White Sox’ Dylan Cease pitching, thinking like an All-Star

SAN FRANCISCO — Dylan Cease is not going to lie. The possibility of being an All-Star has more than crossed his mind.

“That would be unbelievably cool,” Cease said. “It would be a dream come true.”

Cease could make four starts before the American League pitching staff is named, but his credentials going into his start against the Giants Saturday are good: An ERA of 2.56 that ranks ninth in the majors, 13.44 strikeouts per nine innings that ranks first and 121 strikeouts ranking second behind Shane McClanahan.

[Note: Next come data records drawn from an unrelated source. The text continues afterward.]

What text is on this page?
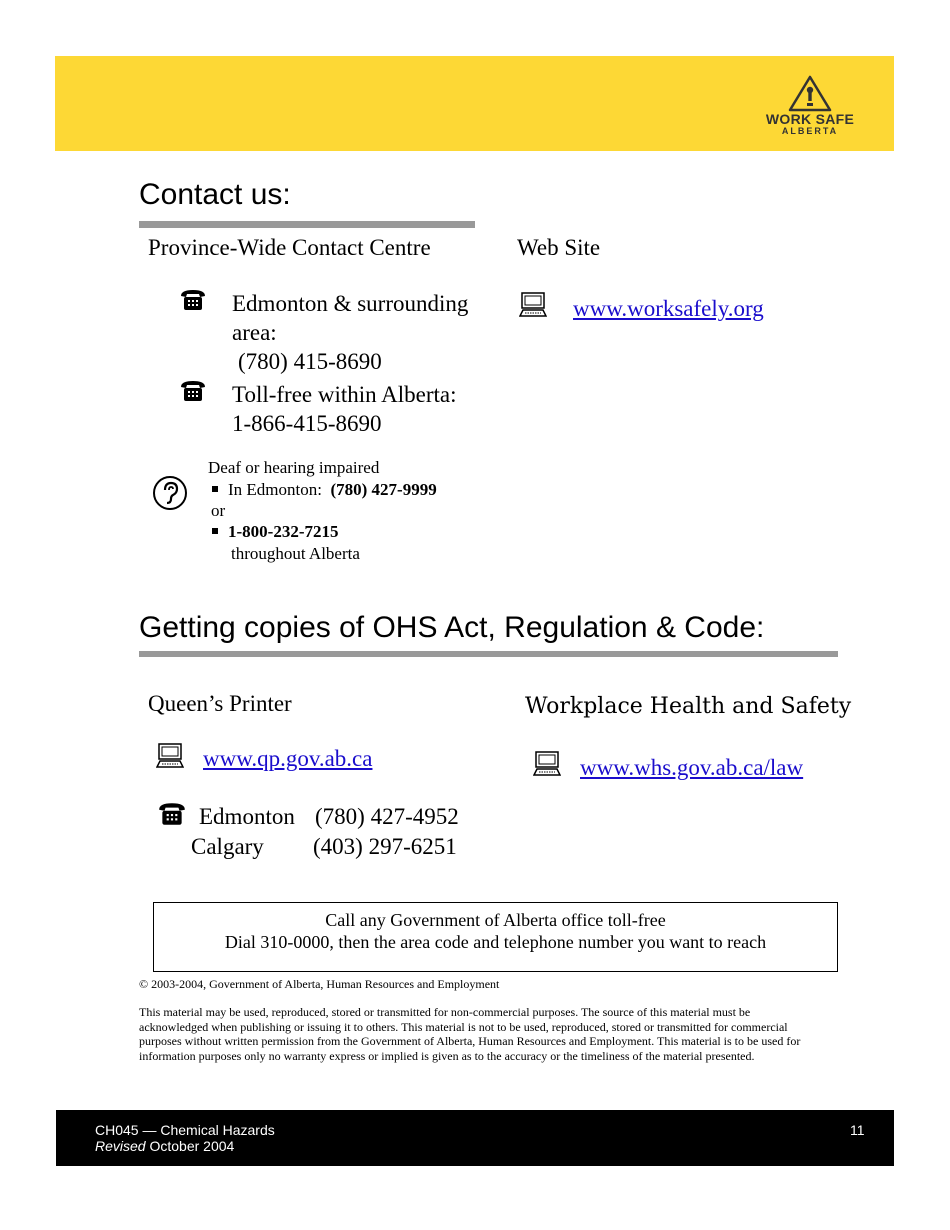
WORK SAFE
ALBERTA
Contact us:
Province-Wide Contact Centre
Edmonton & surrounding
area:
(780) 415-8690
Toll-free within Alberta:
1-866-415-8690
Deaf or hearing impaired
In Edmonton: (780) 427-9999
or
1-800-232-7215
throughout Alberta
Web Site
www.worksafely.org
Getting copies of OHS Act, Regulation & Code:
Queen’s Printer
www.qp.gov.ab.ca
Edmonton (780) 427-4952
Calgary (403) 297-6251
Workplace Health and Safety
www.whs.gov.ab.ca/law
Call any Government of Alberta office toll-free
Dial 310-0000, then the area code and telephone number you want to reach
© 2003-2004, Government of Alberta, Human Resources and Employment
This material may be used, reproduced, stored or transmitted for non-commercial purposes. The source of this material must be acknowledged when publishing or issuing it to others. This material is not to be used, reproduced, stored or transmitted for commercial purposes without written permission from the Government of Alberta, Human Resources and Employment. This material is to be used for information purposes only no warranty express or implied is given as to the accuracy or the timeliness of the material presented.
CH045 — Chemical Hazards
Revised October 2004
11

“It’s not the No. 1 focus but it’s one of those where we’re close enough to the game where it’s definitely more on the mind,” said Cease, who would be a first-time All-Star.

“Try not to jinx it. We’re also trying to focus on what we’re doing here [as a team]. It really isn’t something I’m fixated on but I’d be lying if I said it was a small thought.”

Cease has progress from year to year since he was a rookie in 2019. His ERA from year to year: 5.79, 4.01, 3.91, 2.56. His strikeouts per nine innings: 10.9, 6.8, 12.3, 13.4.

“I’m happy I found a process for me that is very repeatable,” Cease said. “It’s made it easier for me to adjust on the go. Really just having experience now, it’s helping me build confidence every time I go out there and it builds on itself. More success, more results.

“When you fail you go back to the drawing board, you rebuild yourself again and so on and so forth. I’m at a point where I really am confident in rebuilding myself and my process.”

Cease always had the stuff – upper 90s velocity, hard slider, knuckle curveball and changeup — to be a Cy Young caliber pitcher. After not being trusted to start in the 2020 Wild Card due to late season command problems, he established career highs in numerous categories in 2021, including an AL best 12.9 strikeouts per nine innings. His slider is on point this season, and his command overall is more consistent than in years past.

“Best slider I’ve had in my career, for sure,” he said.

And the command, “yes, it’s all in a pretty good spot right now.”

Cease would like to cut down his walks – his 37 bases on balls leads the majors and he’s averaging 4.1 per nine innings, which hikes his pitch counts and can hinder his ability to pitch deeper into games – but his fielding independent pitching ERA is 2.51, third in the majors behind Kevin Gausman (1.71) and former teammate Carlos Rodon (2.31).

When he came off the field after striking out 13 Orioles in seven innings in his last start Sunday, Cease, as reserved as they come, raised his arms to the crowd, prompting them to get up and make some noise. Cease got the win that day, his team-best sixth against three losses.

“Good, good,” manager Tony La Russa said when told of Cease’s display of exuberance. “There is a lot to him. He’s got some depth personally and professionally. I didn’t know he did that but he knows he’s stepping up and he embraces it. And we’re lucky he does.”

The All-Star Game is July 19 in Los Angeles. All said and done, Cease is having an All-Star caliber first half, which he attributes to three things.

“Focus, practice and experience,” he said. “But a big part is honing in on what I have to do to feel certain things and learning myself, really.”